Cassazione: non convincono le pene accessorie

Le sanzioni previste per bancarotta non convincono la Corte di Cassazione, tanto che la questione in esame viene rinviata alla Corte Costituzionale. Il tema specifico sollevato con sentenza n. 52613 della V sezione è la durata delle misure accessorie, ovvero la previsione di 10 anni di inabilitazione all’esercizio di un’impresa commerciale e di incapacità a esercitare gli uffici direttivi presso ogni impresa. La sentenza in esame è stata emessa a seguito di un ricorso presentato da (tra gli altri) Cesare Geronzi e Matteo Arpe, in un filone del crac Parmalat. In appello erano stati inflitti a Geronzi 4 anni e mezzo e ad Arpe 3 e mezzo.
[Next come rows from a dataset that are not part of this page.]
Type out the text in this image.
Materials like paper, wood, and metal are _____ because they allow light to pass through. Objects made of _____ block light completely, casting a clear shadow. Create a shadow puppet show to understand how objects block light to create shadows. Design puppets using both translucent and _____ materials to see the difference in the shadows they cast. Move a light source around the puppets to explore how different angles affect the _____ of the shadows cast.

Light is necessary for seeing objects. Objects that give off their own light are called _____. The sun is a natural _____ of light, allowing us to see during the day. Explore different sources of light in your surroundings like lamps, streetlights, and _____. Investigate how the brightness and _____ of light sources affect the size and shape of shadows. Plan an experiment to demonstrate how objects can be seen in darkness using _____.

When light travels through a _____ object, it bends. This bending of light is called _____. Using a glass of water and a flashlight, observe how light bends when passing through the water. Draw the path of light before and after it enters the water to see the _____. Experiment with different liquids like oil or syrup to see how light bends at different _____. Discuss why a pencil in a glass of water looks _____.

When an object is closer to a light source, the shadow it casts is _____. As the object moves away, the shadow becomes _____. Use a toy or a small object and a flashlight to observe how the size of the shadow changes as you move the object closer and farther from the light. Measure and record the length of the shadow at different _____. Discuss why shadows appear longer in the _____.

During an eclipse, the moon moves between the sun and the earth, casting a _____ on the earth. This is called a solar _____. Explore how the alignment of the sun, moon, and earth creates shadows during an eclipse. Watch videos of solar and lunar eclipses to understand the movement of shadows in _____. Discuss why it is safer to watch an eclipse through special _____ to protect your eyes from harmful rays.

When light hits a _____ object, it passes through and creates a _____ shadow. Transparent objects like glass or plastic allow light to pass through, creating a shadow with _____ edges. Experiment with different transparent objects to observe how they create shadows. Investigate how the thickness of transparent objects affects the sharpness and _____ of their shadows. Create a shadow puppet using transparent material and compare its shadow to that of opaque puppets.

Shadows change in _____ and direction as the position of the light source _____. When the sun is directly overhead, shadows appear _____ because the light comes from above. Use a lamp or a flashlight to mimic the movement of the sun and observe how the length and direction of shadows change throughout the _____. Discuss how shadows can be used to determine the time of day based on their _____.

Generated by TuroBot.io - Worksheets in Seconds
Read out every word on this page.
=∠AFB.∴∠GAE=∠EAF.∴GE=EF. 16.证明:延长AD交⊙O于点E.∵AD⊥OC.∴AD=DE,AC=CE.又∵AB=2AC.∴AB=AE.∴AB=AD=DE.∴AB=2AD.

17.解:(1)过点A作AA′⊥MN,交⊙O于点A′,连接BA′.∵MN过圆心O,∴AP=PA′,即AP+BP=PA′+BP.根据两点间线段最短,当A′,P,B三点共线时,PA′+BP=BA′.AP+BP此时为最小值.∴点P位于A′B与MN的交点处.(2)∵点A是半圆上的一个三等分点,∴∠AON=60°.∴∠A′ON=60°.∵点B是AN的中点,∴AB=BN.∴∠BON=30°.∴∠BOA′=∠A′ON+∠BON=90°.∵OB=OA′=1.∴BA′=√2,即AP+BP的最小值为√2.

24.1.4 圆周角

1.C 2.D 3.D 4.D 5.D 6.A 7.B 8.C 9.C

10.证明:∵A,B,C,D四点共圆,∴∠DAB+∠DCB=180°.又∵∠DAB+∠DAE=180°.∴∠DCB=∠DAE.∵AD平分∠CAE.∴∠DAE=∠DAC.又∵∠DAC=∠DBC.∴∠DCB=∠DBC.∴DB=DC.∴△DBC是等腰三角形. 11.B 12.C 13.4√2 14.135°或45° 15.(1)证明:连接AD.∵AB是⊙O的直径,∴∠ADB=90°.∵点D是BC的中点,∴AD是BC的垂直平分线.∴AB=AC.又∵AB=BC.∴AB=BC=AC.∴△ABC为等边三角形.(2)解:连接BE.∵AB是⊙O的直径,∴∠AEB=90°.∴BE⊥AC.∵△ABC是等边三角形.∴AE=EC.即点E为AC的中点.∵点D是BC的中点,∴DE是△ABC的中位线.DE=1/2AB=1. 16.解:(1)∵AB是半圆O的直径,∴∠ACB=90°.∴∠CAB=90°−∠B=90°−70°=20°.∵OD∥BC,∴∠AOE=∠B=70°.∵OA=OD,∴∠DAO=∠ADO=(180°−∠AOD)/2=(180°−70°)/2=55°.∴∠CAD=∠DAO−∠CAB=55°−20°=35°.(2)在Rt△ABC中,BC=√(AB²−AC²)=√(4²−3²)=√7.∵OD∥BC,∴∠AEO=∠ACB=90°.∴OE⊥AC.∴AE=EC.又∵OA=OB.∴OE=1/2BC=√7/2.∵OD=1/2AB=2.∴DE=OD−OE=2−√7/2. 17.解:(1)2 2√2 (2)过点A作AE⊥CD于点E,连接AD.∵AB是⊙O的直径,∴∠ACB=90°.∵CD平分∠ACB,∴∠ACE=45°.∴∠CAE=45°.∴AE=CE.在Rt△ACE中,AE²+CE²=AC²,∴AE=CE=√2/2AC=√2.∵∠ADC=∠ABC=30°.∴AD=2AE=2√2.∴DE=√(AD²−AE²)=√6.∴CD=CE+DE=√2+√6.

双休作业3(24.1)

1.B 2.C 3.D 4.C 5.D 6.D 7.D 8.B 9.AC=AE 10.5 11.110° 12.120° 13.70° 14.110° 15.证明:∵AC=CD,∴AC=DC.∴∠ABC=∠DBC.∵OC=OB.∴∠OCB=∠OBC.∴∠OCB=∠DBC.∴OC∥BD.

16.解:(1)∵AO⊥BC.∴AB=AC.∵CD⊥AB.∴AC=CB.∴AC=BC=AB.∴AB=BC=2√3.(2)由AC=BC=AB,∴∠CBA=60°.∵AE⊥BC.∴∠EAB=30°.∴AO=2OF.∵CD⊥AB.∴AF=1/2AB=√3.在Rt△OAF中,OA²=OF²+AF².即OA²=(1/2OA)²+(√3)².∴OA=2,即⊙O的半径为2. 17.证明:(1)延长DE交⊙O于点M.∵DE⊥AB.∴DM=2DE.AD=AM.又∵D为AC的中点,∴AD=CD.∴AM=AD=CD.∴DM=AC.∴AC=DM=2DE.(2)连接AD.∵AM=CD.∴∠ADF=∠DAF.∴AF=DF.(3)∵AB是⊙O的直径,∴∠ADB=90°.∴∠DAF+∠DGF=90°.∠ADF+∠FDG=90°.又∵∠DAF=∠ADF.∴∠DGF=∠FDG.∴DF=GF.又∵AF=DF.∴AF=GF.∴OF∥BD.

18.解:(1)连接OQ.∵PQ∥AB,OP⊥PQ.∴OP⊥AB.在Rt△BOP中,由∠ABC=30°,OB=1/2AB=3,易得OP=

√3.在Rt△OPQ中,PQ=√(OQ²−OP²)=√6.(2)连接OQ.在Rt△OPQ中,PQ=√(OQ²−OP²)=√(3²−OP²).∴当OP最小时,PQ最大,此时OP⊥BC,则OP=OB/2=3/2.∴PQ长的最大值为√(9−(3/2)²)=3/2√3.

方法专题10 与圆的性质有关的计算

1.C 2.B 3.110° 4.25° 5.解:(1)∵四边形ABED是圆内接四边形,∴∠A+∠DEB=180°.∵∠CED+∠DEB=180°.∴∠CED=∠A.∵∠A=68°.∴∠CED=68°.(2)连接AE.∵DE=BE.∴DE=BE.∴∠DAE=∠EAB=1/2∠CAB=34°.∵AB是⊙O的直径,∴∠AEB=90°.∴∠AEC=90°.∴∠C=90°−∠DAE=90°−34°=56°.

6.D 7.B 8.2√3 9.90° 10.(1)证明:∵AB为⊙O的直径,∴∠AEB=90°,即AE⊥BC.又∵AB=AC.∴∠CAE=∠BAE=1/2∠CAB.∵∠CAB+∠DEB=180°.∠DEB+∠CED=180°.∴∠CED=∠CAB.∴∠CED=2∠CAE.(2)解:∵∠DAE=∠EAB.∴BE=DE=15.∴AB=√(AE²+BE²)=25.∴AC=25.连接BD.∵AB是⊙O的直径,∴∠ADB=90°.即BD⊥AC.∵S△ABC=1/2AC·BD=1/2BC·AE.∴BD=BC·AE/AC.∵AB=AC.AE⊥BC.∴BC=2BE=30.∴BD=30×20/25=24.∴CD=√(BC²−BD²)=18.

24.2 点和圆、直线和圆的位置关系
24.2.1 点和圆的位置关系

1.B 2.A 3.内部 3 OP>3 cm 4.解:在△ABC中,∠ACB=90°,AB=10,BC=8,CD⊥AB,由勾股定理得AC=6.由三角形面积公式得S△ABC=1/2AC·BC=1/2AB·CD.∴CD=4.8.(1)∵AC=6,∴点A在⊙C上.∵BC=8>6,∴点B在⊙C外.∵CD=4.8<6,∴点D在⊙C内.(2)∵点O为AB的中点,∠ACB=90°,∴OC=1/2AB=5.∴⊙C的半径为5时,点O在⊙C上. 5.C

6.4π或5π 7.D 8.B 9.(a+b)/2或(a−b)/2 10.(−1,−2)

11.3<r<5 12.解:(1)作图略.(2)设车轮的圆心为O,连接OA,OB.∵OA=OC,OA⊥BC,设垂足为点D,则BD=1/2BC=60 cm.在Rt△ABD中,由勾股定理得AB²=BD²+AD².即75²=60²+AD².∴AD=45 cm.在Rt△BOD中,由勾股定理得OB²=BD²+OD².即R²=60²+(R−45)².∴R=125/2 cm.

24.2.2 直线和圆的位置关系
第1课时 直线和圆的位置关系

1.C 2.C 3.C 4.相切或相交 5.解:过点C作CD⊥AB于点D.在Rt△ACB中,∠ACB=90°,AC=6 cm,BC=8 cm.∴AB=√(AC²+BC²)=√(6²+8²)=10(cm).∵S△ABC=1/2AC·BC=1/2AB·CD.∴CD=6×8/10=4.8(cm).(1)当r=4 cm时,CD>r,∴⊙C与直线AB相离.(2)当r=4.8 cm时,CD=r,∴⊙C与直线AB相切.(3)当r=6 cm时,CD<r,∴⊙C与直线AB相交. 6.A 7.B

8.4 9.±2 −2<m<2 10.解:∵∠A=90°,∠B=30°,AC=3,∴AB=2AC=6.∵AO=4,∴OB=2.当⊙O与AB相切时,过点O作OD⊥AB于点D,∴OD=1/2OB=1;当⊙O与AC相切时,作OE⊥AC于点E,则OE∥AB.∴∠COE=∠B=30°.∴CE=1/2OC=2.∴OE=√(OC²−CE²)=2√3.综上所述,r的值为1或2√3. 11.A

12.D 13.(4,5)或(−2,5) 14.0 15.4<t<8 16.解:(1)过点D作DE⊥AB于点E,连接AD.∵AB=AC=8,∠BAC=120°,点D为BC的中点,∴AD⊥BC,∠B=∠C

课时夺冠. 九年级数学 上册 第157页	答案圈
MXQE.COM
Nel capo di imputazione, fatti di bancarotta.

A seguito della decisione sulla non manifesta infondatezza della previsione di un termine ampio e indifferenziato di inabilitazione come sanzione accessoria alla condanna per bancarotta, la Cassazione rimarca che la violazione dei principi costituzionali è possibile sotto più punti di vista. Viene evidenziato, rifacendosi alla sentenza n. 50/1980, come sia una violazione dei principi di uguaglianza, colpevolezza e proporzionalità il fatto che non sia possibile adeguare le pene accessorie alle responsabilità personali.
Oltre a ciò, quello che la Cassazione definisce come un «inflessibile rigore della sanzione interdittiva» può tradursi anche «in una ingiustificata, indiscriminata incidenza sulla possibilità dell’interessato di esercitare il suo diritto al lavoro non soltanto come fonte di sostentamento, anche come strumento di sviluppo della sua personalità». A venire colpito, quindi, è il diritto di iniziativa economica esercitato attraverso l’attività di impresa.

Ulteriore contestazione per infrazione sul concetto di proporzionalità si trova anche nell’art. 8 della Convenzione dei diritti dell’uomo, dal quale si desume che nella nozione di vita privata rientrano anche le attività professionali e commerciali. Perciò, le limitazioni affrontate si possono vedere come ingerenze nel godimento del diritto al rispetto della vita privata e devono perciò essere proporzionate e finalizzate a uno scopo legittimo.

Di conseguenza, la rigidità di durata della pena accessoria (in quanto automatismo senza possibilità di commutazione) striderebbe con i principi richiamati. La Cassazione, però, propone una conclusione: cancellare la misura fissa dei 10 anni e reintrodurre la regola base dell’art.37 del Codice penale, nel quale si parifica la durata della pena accessoria a quella della pena base.